El senador-jefe de su partido le pide al precandidato presidencial Alejandro Ordóñez que se haga oír (fingiendo ser procurador) en los tribunales de Estados Unidos para convencerlos de que su ministro Andrés Felipe Arias, condenado a 17 años por la Corte Suprema debido a la malversación del presupuesto de la cartera de Agricultura, también es un perseguido. Pero los jueces de ese país no son fáciles de engañar. Palabras más, palabras menos, la togada que condujo la audiencia de su posible extradición les dijo a los abogados de Arias que expusieran argumentos jurídicos y no cuentos de política que no son de su competencia. La estrategia mediática para defender a Arias incluyó también la infaltable publicación de un escrito de Plinio Apuleyo Mendoza cuya pluma se ha reducido a desfigurar la historia del país cada vez que se descubren las andanzas delictivas de los individuos de la facción retardataria a que pertenece. Triste fin de carrera. Mendoza hizo un relato digno de telenovela de RCN: el “trágico destino” de Arias, sin consultar una hoja de la sentencia de su condena, plagada de las garantías que se le dieron, de testigos (condenados por su participación en esos ilícitos) y de documentos oficiales de la época de AIS, firmados por el propio Arias.

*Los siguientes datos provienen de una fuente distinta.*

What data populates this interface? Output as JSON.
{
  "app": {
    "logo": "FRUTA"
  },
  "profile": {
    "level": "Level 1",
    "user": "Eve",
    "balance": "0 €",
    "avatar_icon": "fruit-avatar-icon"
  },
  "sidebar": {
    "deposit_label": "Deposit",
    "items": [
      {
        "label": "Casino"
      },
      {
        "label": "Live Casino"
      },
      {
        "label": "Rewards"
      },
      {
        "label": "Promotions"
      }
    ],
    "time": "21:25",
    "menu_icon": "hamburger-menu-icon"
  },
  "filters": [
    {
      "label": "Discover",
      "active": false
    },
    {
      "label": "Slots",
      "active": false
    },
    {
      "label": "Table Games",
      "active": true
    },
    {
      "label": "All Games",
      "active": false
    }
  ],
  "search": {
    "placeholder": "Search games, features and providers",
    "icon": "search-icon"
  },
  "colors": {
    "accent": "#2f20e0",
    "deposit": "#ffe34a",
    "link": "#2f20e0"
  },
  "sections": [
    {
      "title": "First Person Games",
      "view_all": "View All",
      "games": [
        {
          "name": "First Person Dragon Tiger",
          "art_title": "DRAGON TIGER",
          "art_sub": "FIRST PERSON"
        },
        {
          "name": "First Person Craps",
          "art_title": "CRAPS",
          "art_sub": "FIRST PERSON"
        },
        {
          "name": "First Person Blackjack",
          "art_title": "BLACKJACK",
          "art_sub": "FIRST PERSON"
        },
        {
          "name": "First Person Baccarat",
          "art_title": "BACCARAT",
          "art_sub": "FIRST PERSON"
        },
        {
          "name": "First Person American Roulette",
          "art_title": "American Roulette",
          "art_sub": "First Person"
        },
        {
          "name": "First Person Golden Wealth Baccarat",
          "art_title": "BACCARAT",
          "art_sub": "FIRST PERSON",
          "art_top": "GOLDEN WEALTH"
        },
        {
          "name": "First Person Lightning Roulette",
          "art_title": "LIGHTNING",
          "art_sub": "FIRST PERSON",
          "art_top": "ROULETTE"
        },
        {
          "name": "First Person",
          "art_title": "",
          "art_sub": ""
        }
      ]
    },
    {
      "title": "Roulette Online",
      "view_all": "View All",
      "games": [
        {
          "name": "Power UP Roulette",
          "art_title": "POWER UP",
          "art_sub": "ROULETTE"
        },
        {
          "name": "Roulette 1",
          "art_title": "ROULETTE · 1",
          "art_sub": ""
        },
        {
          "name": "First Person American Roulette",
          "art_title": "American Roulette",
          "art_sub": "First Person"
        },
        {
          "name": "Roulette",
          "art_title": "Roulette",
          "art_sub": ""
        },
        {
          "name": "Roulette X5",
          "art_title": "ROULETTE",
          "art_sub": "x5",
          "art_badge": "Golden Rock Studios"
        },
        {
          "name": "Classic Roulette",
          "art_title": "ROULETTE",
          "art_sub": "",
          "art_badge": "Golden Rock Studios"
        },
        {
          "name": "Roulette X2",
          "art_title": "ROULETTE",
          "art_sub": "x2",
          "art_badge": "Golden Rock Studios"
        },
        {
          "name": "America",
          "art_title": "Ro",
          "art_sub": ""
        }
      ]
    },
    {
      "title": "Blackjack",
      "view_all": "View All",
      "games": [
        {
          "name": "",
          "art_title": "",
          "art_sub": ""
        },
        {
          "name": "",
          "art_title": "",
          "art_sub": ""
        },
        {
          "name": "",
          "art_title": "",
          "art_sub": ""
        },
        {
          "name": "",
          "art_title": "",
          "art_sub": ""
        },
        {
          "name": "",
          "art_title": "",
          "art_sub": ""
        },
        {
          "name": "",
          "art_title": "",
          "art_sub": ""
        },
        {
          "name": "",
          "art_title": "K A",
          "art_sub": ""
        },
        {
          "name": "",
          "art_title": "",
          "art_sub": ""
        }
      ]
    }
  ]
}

Unos pocos hechos que sustentan su condena de 17 años: “El Ministerio de Agricultura canceló al Instituto Interamericano de Cooperación (IICA) $17 mil millones… los cuales ya (le) habían sido pagados”. “Suscribió los convenios desconociendo las normas de la contratación estatal… a favor de beneficiarios que recurrieron a presentar como proyectos separados, los (de) predios producto del fraccionamiento artificioso de sus fincas”. “Personas naturales y jurídicas accedieron dos o más veces a los beneficios del programa de riego”. “Proyectos calificados como inviables por carecer de requisitos, lograron la entrega de los beneficios mediante una nueva valoración favorable efectuada por un grupo de expertos no previsto en el proceso de selección”. “No se previeron ni establecieron controles para evitar la entrega irregular de recursos del Estado que ascendió a $26 mil millones”. Contrario a lo que sostienen el senador y Mendoza, Arias incurrió directamente en todas las conductas anteriores. Así lo prueba el fallo. Un episodio real para terminar: cuando la modelo Valerie Domínguez expidió un comunicado en que rechazaba los dineros que a ella le concedió Agro Ingreso Seguro como parte del grupo Dávila (ricos señores costeños), fue citada por el propio Arias a una reunión a la que ella asistió a través de su representante. También fue a la reunión el novio de la modelo, Juan Manuel Dávila y el reemplazo de Arias en el Ministerio, su amigo Andrés Fernández. Mientras Arias dialogaba, con íntima confianza, con su beneficiario Dávila, expresó su disgusto por el comunicado, según dijo, porque significaba admisión de culpa. Y pidió que Valerie grabara una promoción con las bondades de AIS. Siempre la estrategia mediática antes que la verdad.